News Release

Minority women perceive IT as way to promised land

Peer-Reviewed Publication

Penn State

Minority women in low-income communities perceive information technology (IT) as a means of escaping poverty -- their first step on the road to upward mobility, says a Penn State researcher.

In contrast, highly educated, middle-class and professional women view IT as offering fewer opportunities for advancement, suggesting that IT and gender studies shouldn't focus on women as a homogenous group, said Dr. Lynette Kvasny, assistant professor of information sciences and technology.

"If you're talking about developing programs in technology training, it's important to understand the history and culture of the people you are working with and not just implement a standardized curriculum," Kvasny said. "Populations of women have different and competing perceptions about technology's potential impact on their life experiences."

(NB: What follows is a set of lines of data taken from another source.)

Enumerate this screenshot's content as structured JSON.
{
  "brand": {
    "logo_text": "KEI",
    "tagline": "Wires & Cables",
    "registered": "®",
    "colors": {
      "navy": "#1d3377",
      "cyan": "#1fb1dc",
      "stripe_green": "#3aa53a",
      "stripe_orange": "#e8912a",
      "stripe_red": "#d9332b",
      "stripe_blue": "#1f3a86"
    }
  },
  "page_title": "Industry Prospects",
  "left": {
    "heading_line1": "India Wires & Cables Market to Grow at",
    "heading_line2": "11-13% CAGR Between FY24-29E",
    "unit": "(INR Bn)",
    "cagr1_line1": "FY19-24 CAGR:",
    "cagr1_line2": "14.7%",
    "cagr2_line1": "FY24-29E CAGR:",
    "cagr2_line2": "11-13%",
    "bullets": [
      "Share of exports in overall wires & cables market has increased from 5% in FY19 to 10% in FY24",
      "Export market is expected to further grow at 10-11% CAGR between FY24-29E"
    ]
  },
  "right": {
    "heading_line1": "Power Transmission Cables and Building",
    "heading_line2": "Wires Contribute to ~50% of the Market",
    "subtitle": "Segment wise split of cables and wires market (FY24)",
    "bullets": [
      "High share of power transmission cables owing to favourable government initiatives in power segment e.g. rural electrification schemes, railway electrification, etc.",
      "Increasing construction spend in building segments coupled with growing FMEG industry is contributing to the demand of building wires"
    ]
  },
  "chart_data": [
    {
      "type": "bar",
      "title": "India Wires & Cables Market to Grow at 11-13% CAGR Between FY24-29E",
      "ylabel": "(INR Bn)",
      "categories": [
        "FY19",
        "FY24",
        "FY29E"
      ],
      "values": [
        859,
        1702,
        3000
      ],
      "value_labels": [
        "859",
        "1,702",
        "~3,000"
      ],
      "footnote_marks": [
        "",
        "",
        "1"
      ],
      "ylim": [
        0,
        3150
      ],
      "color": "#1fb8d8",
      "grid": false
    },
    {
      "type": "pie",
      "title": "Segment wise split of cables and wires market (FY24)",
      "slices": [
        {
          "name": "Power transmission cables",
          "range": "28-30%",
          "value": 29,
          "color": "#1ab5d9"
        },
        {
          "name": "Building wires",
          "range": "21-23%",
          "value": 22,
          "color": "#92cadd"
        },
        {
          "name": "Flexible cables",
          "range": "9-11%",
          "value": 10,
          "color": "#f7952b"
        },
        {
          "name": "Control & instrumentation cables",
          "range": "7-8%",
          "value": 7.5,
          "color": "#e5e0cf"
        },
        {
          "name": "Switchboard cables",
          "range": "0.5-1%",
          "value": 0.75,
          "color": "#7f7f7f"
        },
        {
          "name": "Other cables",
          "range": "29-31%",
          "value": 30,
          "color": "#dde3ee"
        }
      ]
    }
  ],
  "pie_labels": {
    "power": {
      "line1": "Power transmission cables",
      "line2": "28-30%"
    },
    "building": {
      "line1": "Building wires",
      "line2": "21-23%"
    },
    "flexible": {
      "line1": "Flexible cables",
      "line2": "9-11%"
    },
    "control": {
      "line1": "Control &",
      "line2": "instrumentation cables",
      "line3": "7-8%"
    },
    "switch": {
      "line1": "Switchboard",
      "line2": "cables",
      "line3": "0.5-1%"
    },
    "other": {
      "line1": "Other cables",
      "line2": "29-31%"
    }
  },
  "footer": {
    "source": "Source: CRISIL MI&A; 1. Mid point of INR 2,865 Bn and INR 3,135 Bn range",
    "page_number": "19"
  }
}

Many IT and gender studies have looked at women as a collective and generalized from the experiences of middle-class women in the IT profession or studying at universities, Kvasny said.

These primarily White women feel marginalized in the White male-dominated IT workplace. In their perspective, technology skills and IT training may not lead to advancement or greater opportunities.

The women Kvasny interviewed, many of whom were single parents and had incomes below the poverty line, believed that IT skills would empower them. They noted how their training would lead to higher paying jobs.

But the faculty member in Penn State's School of Informational Sciences and Technology sees potential for IT skills to produce a different kind of empowerment for minority women. IT can improve minority women's lives by giving them the skill set to organize to get a bus stop in their neighborhood, discover how to take a bad landlord to court or learn how to file for child support.

"IT skills can be taken beyond the workplace to transform and shape inner-city communities," she added. "Technology can build people's capacity to learn and to discover their communities' assets."

Kvasny based her findings on interviews with African American women participating in a 14-week computer-training program in 2001 in a southern city. The research is detailed in a paper, titled "Triple Jeopardy: Race, Gender and Class Politics of Women in Technology," presented April 12 at the Association for Computing Machinery's "Freedom in Philadelphia: Leveraging Differences and Diversity in the IT Workforce" conference.

Minority women also saw their technology training as helping them better connect with their children, who were being exposed to computers in day care centers and schools. Drawn to Biblical imagery and the Exodus metaphor, minority women consider Cyberspace as a promised land of economic betterment and societal inclusion, Kvasny said. In that worldview, IT access and skills will enable the overcoming of the barriers of poverty and social alienation that have shaped many minority women's existence.

"Technology is like a beacon to these women who live in turmoil, uncertainty and danger; It offers a different vision for them," Kvasny said. "However, their enthusiasm masks the reality of the IT workplace. Unlike middle-class women whose job opportunities include positions as programmers and systems analysts, these minority women in my study will work in the service sector. But the new IT skills will keep them from being left further behind and help them progress."